Overall, results from both treatments appear comparable, though have never been directly compared in studies. How they are interpreted may be crucial to understanding their utility. On the one hand, each is associated with only modest improvements in reduction of geographic atrophy (Figure 2). 1-3 On the other hand, from the patient perspective, the potential to preserve vision means things like greater independence and better quality of life.
As with any pharmaceutical product, safety must be discussed. Each medication has a unique profile, but some commonalities exist, including potential intraocular inflammation, ischemic optic neuropathy, and development of wet age-related macular degeneration (AMD). The latter raises an important point about monitoring for all ophthalmologists to be aware of if they have a patient undergoing complement inhibiting therapy.

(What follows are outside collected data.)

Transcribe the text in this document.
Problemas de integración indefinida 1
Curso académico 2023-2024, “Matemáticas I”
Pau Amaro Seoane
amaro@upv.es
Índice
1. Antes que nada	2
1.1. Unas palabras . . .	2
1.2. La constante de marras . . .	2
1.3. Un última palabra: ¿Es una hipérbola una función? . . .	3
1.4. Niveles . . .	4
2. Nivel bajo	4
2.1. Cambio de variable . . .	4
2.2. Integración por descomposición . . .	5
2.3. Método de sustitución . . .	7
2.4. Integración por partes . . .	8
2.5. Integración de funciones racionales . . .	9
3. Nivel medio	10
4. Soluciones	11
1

“A key is to obtain consistent OCT imaging in patients who are receiving treatment to evaluate for early signs of exudation, which could be an indication of development of wet AMD. There are extensive data showing that the earlier wet AMD is diagnosed and the sooner patients receive appropriate treatment, the more likely patients are to achieve optimal outcomes,” Dr. Wykoff said. “We don't want to miss an early conversion to wet AMD in these patients.”
Readers of the phase 3 clinical trials for complement therapies will note frequent reference to fundus autofluorescence imaging (FAF). Although it is invaluable for measuring GA progression, FAF is infrequently and inconsistently used by ophthalmologists, “even retina specialists,” Dr. Wykoff said.
GA is characterized by death of the RPE, which appears on FAF as dark spots, or a hypoautofluorescent signal. When that spot is rimmed by a bright hue, a hyperautofluorescent signal, it means the atrophy is at risk of expansion, as the adjacent RPE cells are unhealthy.
While assessing risk for GA progression is well characterized with FAF, OCT b-scans are still the most commonly employed tool for making a diagnosis and managing patients with GA (en face may be helpful for mapping progression over time). Among the hallmark signs, hypertransmission, or passage of signal through the choroid, may be one of the most distinctive.
“There's increased signal in the choroid from the OCT because there is less attenuation by the photoreceptors and the RPE. If you see a bright signal in the choroid, which you normally don't, normally the choroid is slightly dark and shadowy … that’s a signal that there may be overlying areas of atrophy,” Dr. Wykoff said, adding that other diagnostic clues exist including sharp linear lines interspersed with darkened areas (potentially referred to as a barcode sign).
1. Apellis. Press release, August 24, 2022.
2. Khanani AM, et al. Presented at: Retina Society; November 2-5, 2022.
3. Danzig C. Presented at: ARVO 2023; April 23-27, 2023. New Orleans, La.